My mom also had an incredibly close relationship with Zola. She was on the floor with me at the vet’s office where she was put to sleep, and I could tell she was in as much pain as I was, watching life leave that glorious dog. And while I live with my sister and her two dogs, Cupcake and Nelson, she went for an entire year and then some before existence without a dog in her life was too much to bear. Then she saw this face on her computer screen:

This image has an empty alt attribute; its file name is pearl-girl.jpg

That little shit is Pearl.

I’m still a little annoyed my parents didn’t end up going with the name Iris, the original one they had chosen that I loved, but I guess that means that I can use it in the future.

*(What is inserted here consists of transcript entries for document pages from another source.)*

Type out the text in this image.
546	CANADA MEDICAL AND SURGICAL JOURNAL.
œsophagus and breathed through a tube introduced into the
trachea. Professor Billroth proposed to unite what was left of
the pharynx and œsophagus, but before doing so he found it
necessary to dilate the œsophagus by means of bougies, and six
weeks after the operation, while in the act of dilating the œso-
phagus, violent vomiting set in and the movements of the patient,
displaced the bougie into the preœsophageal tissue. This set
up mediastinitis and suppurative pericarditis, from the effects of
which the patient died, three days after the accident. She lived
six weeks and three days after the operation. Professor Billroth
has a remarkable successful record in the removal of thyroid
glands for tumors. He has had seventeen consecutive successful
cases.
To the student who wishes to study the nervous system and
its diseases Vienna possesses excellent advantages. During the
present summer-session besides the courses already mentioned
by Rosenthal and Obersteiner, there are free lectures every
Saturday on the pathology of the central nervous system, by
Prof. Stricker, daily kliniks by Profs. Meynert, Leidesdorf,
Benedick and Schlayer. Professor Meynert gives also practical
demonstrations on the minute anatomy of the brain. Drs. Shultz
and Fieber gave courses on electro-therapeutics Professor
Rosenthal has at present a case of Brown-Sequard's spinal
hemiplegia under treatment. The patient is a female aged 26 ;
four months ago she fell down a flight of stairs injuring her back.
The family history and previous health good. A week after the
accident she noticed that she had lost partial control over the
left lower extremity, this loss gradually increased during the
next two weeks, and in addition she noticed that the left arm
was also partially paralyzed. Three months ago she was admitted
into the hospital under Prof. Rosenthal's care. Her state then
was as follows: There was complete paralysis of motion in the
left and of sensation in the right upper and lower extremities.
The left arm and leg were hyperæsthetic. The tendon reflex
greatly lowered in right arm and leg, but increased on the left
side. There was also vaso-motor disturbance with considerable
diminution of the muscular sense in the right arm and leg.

But anyway, she’s adorable and floppy and has puppy breath and scares Nelson (which is hilarious, considering his constant terrorism of Ramses and Mushroom) and is already showing incredible intelligence, emotional and otherwise, which is impressive as she’s only 10 weeks old.

As you might imagine, I’m a little jealous that my parents have this doggone cute puppy in their house, but that envy quickly switches to relief when my mom complains that she had to clean up puppy pee again. Twice. After she’d already peed three times in the backyard. I know how good Pearl has been for my mom, though; her mood has been elevated ever since she came home from Nashville Humane Association with her.

There will never be another Zola Bean, but I’d like to think that she’d like Pearl. If nothing else, they would just compete with who could love my mom the most.

* My mom isn’t fully retired, mainly because the woman doesn’t understand a life in which she isn’t working.